Friendship is common. Its symbol is so innate that its definition can only be known through the hearts of others. Nevertheless, I’d like to open mine and give an account of a friendship and reveal where the definition of love flourishes. It travels through my blood and throughout my body, easing the bounds of my soul. Its flows have made me feel excessively overwhelmed, where all the love I grant to others stems from this bountiful relation you and I cherish.

Neither of us asked anything from each other eight years ago when we initially met, it appears to be the same today. We naturally met through chance and let time take its course. Our kinship has transcended the platonic and romantic, leaving me speechless when I describe us plainly. Because we ask for nothing, we get nothing other than the goodness of each other: a virtuous relationship that exceeds pleasure and utility, rooted too deeply to forget or burn away.

The word “love” is easy to say to you, it’s plentiful as salt is to the sea. I say it unconditionally with pride, for what we have is rare: love that most people won’t find outside of lovers, families, or themselves. Aristotle, in the Nicomachean Ethics and Cicero in Laelius similarly proclaimed that the highest form of friendship–*teleia philia–*only springs from others who are good themselves. Neither of us meet this standard. Or rather, we’re in a constant uphill battle striving towards goodness. Yet, we’ve formed a grand relationship on our own terms.

Love is not just a feeling or emotion, it’s the most powerful, vivid, and radiant color I’ve ever used to paint and portray the world I live in. Whenever I recall, I don’t reach for a memory of the past, I don’t even imagine you. I imagine the moon leaning down and returning a gaze as I sit down on the sands lofting thoughts about us that vibrate across the metallic sea. I see a winter wonderland that stretches from the unmarked canvas sky to the towering powdered floor–pure–untouched by life, yearning to connect to the snow amongst the trees. I breathe the empty air at dusk, slouched on top of a quirky sandstone rock, watching cars and their blaring lights on the highway pass by–providing me with the only enlivening gust where other winds refuse to venture at night. Concealed by the painting, behind the easel; I see my hands, the structures around me, and those living; reality, and conclude with bliss that I’m here because we love.
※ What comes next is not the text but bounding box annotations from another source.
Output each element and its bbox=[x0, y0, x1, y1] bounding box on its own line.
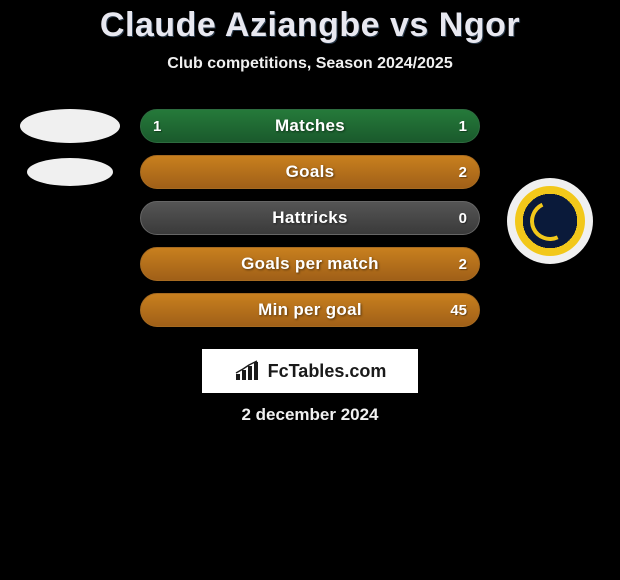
source-logo-box: FcTables.com bbox=[202, 349, 418, 393]
stat-right-value: 1 bbox=[459, 118, 467, 135]
stat-label: Goals bbox=[286, 162, 335, 182]
stat-right-value: 2 bbox=[459, 256, 467, 273]
stat-row-matches: 1 Matches 1 bbox=[0, 109, 620, 143]
stat-bar-min-per-goal: Min per goal 45 bbox=[140, 293, 480, 327]
left-badge-slot-1 bbox=[0, 158, 140, 186]
player-photo-placeholder-left-0 bbox=[20, 109, 120, 143]
stat-label: Min per goal bbox=[258, 300, 362, 320]
club-badge bbox=[507, 178, 593, 264]
comparison-infographic: Claude Aziangbe vs Ngor Club competition… bbox=[0, 0, 620, 425]
stat-bar-goals-per-match: Goals per match 2 bbox=[140, 247, 480, 281]
stat-row-min-per-goal: Min per goal 45 bbox=[0, 293, 620, 327]
page-title: Claude Aziangbe vs Ngor bbox=[0, 6, 620, 45]
stat-label: Matches bbox=[275, 116, 345, 136]
left-badge-slot-0 bbox=[0, 109, 140, 143]
source-logo: FcTables.com bbox=[234, 360, 387, 382]
club-badge-icon bbox=[515, 186, 585, 256]
stat-right-value: 45 bbox=[450, 302, 467, 319]
player-photo-placeholder-left-1 bbox=[27, 158, 113, 186]
stat-bar-matches: 1 Matches 1 bbox=[140, 109, 480, 143]
stat-right-value: 0 bbox=[459, 210, 467, 227]
source-logo-text: FcTables.com bbox=[268, 361, 387, 382]
stat-label: Hattricks bbox=[272, 208, 347, 228]
stat-right-value: 2 bbox=[459, 164, 467, 181]
snapshot-date: 2 december 2024 bbox=[0, 405, 620, 425]
stat-left-value: 1 bbox=[153, 118, 161, 135]
club-badge-wave-icon bbox=[524, 195, 575, 246]
stat-label: Goals per match bbox=[241, 254, 379, 274]
bar-chart-icon bbox=[234, 360, 262, 382]
right-club-badge-wrap bbox=[500, 178, 600, 264]
stat-bar-hattricks: Hattricks 0 bbox=[140, 201, 480, 235]
subtitle: Club competitions, Season 2024/2025 bbox=[0, 55, 620, 73]
stat-bar-goals: Goals 2 bbox=[140, 155, 480, 189]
Whenever I come across another, through chance just as we did, I hold close the impulses of curiosity and play in hopes of a spark—not so dissimilar to ours—that will mingle with the air and continuously grow. I no longer fear these encounters and the uncertainty of the flames dwindling, because I now understand that relations are definitive before speech and how its words are meaningless compared to the act of being beside the other and plainly noticing. I always find myself giggling and teasing our other relationships that we’ve been building separately in parallel. For as long as we live, I believe none can ever be as grand as ours no matter how deep we go with others. That being so, my greatest joy is being a flame keeper of all the embers, seeing how they grow and becoming nostalgic of the ones that have fizzled and scorched me.
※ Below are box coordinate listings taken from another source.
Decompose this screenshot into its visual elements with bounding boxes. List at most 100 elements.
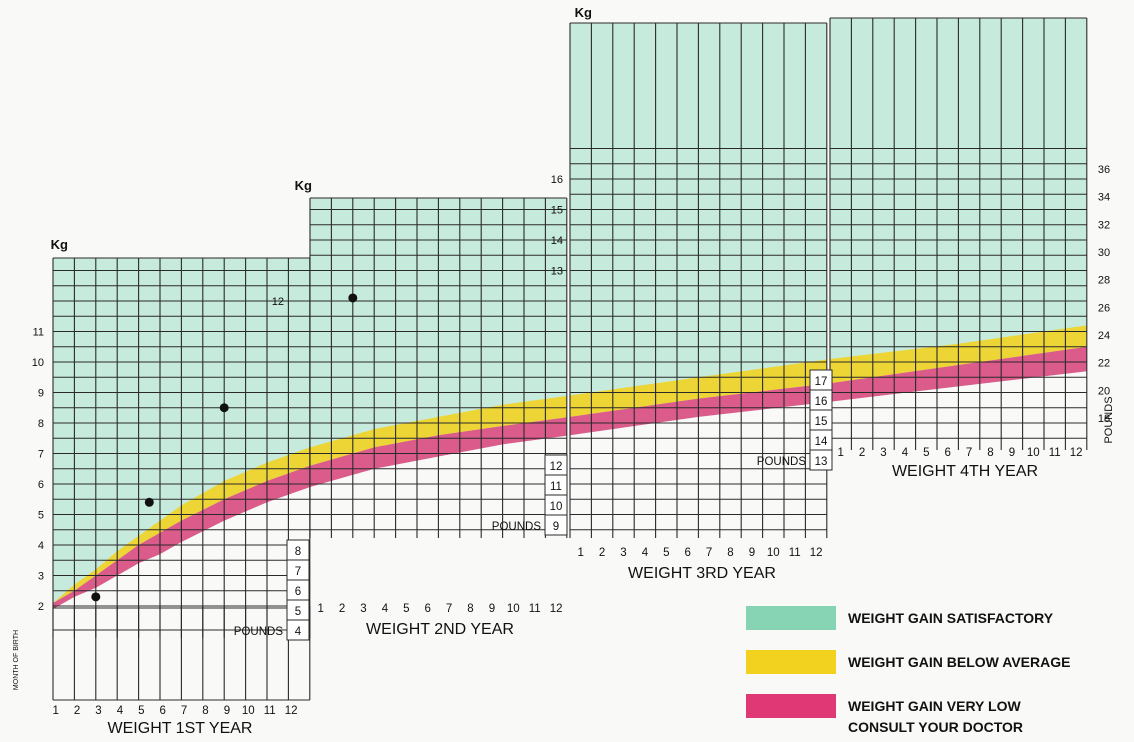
kg-tick-label: 7	[38, 449, 44, 461]
month-tick-label: 2	[599, 547, 605, 559]
plotted-points	[91, 293, 358, 602]
month-tick-label: 7	[966, 447, 972, 459]
month-tick-label: 5	[403, 603, 409, 615]
month-tick-label: 4	[902, 447, 909, 459]
panel-title: WEIGHT 3RD YEAR	[628, 565, 776, 582]
kg-axis-label: Kg	[575, 5, 592, 20]
month-tick-label: 12	[285, 705, 298, 717]
month-tick-label: 1	[837, 447, 843, 459]
month-tick-label: 3	[880, 447, 886, 459]
month-tick-label: 11	[1049, 447, 1061, 459]
pounds-tick-label: 6	[295, 586, 301, 598]
pounds-tick-label: 18	[1098, 413, 1110, 425]
pounds-tick-label: 16	[815, 396, 828, 408]
pounds-cell	[544, 514, 568, 536]
month-tick-label: 10	[242, 705, 255, 717]
month-tick-label: 12	[550, 603, 563, 615]
month-tick-label: 4	[117, 705, 124, 717]
pounds-tick-label: 9	[553, 521, 559, 533]
month-tick-label: 4	[642, 547, 649, 559]
kg-tick-label: 6	[38, 479, 44, 491]
legend-label: WEIGHT GAIN SATISFACTORY	[848, 610, 1054, 626]
month-tick-label: 6	[944, 447, 950, 459]
pounds-tick-label: 26	[1098, 302, 1110, 314]
legend-label: CONSULT YOUR DOCTOR	[848, 719, 1023, 735]
month-tick-label: 3	[360, 603, 366, 615]
legend-swatch	[746, 606, 836, 630]
pounds-label: POUNDS	[492, 521, 542, 533]
pounds-tick-label: 11	[550, 481, 562, 493]
month-tick-label: 8	[467, 603, 473, 615]
month-tick-label: 5	[138, 705, 144, 717]
band-very-low	[53, 346, 1087, 609]
month-tick-label: 8	[987, 447, 993, 459]
month-tick-label: 1	[577, 547, 583, 559]
kg-tick-label: 9	[38, 388, 44, 400]
legend-label: WEIGHT GAIN VERY LOW	[848, 698, 1021, 714]
month-tick-label: 9	[224, 705, 230, 717]
month-tick-label: 10	[507, 603, 520, 615]
month-tick-label: 7	[181, 705, 187, 717]
pounds-axis-label: POUNDS	[1103, 396, 1115, 443]
pounds-label: POUNDS	[757, 456, 807, 468]
month-tick-label: 9	[749, 547, 755, 559]
pounds-tick-label: 13	[815, 456, 828, 468]
month-tick-label: 10	[1027, 447, 1040, 459]
month-tick-label: 6	[424, 603, 430, 615]
month-tick-label: 2	[859, 447, 865, 459]
pounds-cell	[286, 619, 310, 641]
kg-tick-label: 12	[272, 296, 284, 308]
pounds-tick-label: 32	[1098, 219, 1110, 231]
chart-grid	[52, 17, 1088, 701]
kg-tick-label: 15	[551, 205, 563, 217]
pounds-cell	[809, 449, 833, 471]
month-tick-label: 6	[159, 705, 165, 717]
legend-label: WEIGHT GAIN BELOW AVERAGE	[848, 654, 1070, 670]
legend-swatch	[746, 694, 836, 718]
month-tick-label: 5	[663, 547, 669, 559]
panel-title: WEIGHT 4TH YEAR	[892, 463, 1038, 480]
pounds-tick-label: 15	[815, 416, 828, 428]
month-tick-label: 3	[95, 705, 101, 717]
month-tick-label: 4	[382, 603, 389, 615]
kg-tick-label: 5	[38, 510, 44, 522]
kg-tick-label: 3	[38, 571, 44, 583]
band-below-average	[53, 325, 1087, 603]
pounds-tick-label: 28	[1098, 275, 1110, 287]
pounds-tick-label: 10	[550, 501, 563, 513]
month-tick-label: 8	[727, 547, 733, 559]
pounds-tick-label: 7	[295, 566, 301, 578]
pounds-tick-label: 30	[1098, 247, 1110, 259]
kg-tick-label: 10	[32, 357, 44, 369]
pounds-tick-label: 12	[550, 461, 563, 473]
month-tick-label: 9	[1009, 447, 1015, 459]
month-of-birth-label: MONTH OF BIRTH	[13, 630, 20, 690]
legend-swatch	[746, 650, 836, 674]
kg-tick-label: 13	[551, 266, 563, 278]
kg-axis-label: Kg	[295, 178, 312, 193]
month-tick-label: 10	[767, 547, 780, 559]
month-tick-label: 12	[1070, 447, 1083, 459]
pounds-tick-label: 20	[1098, 385, 1110, 397]
month-tick-label: 11	[789, 547, 801, 559]
month-tick-label: 7	[706, 547, 712, 559]
pounds-tick-label: 36	[1098, 164, 1110, 176]
pounds-tick-label: 14	[815, 436, 828, 448]
month-tick-label: 9	[489, 603, 495, 615]
panel-title: WEIGHT 1ST YEAR	[108, 720, 253, 737]
pounds-tick-label: 5	[295, 606, 301, 618]
panel-title: WEIGHT 2ND YEAR	[366, 621, 514, 638]
kg-tick-label: 14	[551, 235, 563, 247]
kg-tick-label: 11	[33, 327, 44, 339]
plotted-point	[144, 497, 154, 507]
month-tick-label: 11	[264, 705, 276, 717]
plotted-point	[91, 592, 101, 602]
month-tick-label: 7	[446, 603, 452, 615]
kg-axis-label: Kg	[51, 237, 68, 252]
month-tick-label: 11	[529, 603, 541, 615]
plotted-point	[219, 403, 229, 413]
month-tick-label: 1	[317, 603, 323, 615]
pounds-label: POUNDS	[234, 626, 284, 638]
From you, I understand that I can fruitfully share my soul with others. With each mundane thought I spout and laugh I exhale between them and me, the boundaries begin to crumble and connection prevails towards the ideal open plain that initially existed uniquely with you. With this, let there be more experiences where I can be unapologetically myself with others that are open yet unknown. May there be more relationships that have the miniscule possibility to outgrow ours come into fruition. Let there be more people that inclusively experience me rather than exclusively, more to witness what you’ve seen in me for so long. Not because others will become or rival you, but from you I learned that being known isn’t a threat or an anxiety, but an opening for equivocally greater things.
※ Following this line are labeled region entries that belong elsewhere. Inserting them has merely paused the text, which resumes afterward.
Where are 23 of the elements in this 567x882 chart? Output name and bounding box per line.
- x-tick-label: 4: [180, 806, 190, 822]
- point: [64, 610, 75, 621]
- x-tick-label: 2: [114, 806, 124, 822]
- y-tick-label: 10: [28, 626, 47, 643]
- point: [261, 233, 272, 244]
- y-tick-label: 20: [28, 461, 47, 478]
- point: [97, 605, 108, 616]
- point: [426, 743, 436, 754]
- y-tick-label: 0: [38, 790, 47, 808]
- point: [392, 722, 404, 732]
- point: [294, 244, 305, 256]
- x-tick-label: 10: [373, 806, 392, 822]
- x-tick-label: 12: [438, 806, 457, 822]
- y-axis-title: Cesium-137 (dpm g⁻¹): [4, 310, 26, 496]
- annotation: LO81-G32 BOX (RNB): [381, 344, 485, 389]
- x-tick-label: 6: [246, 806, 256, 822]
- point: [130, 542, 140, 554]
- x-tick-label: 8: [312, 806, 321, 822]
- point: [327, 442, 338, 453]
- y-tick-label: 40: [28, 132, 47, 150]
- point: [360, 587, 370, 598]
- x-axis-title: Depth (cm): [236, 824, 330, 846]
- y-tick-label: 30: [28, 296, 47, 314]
Hate–the sibling of love and the animosity of difference–is a concept I’ve learned to grasp from you. The mirror that started it all reflected perfection back at us, revealing how scornful I was of our inherent polarities. We see the world differently, value different things, and are completely different people. As I travel the world and meet others alike or hardly so, the more that difference becomes normalcy. Once the mirror is filled with many others, perfection becomes indistinguishable, non-existent. Implicitly, hate is lost to the light and my love for you shines amongst the dozen of other reflections.

I took inspiration from Montaigne–who wrote On Friendship, an essay in honor of his deceased friend: Étienne de La Boétie. I simply wouldn’t want to write only in your death, but to write in the privilege, space, and time when you’re alive with knowledge that I love you. I’ve analyzed deeply into scenarios where this relationship we have dies out through actual death on either side or conflicting issues as we age. At the end of every possibility, I felt like I couldn’t care, it wouldn’t matter. There was only one place and time in this universe where we made this implicit pact to be with each other with no needs or wants from one another. This raises both the answer and question, how can I be so picky about our demise if nothing was certain?

There are no limits. Oh, how I’m truly lucky.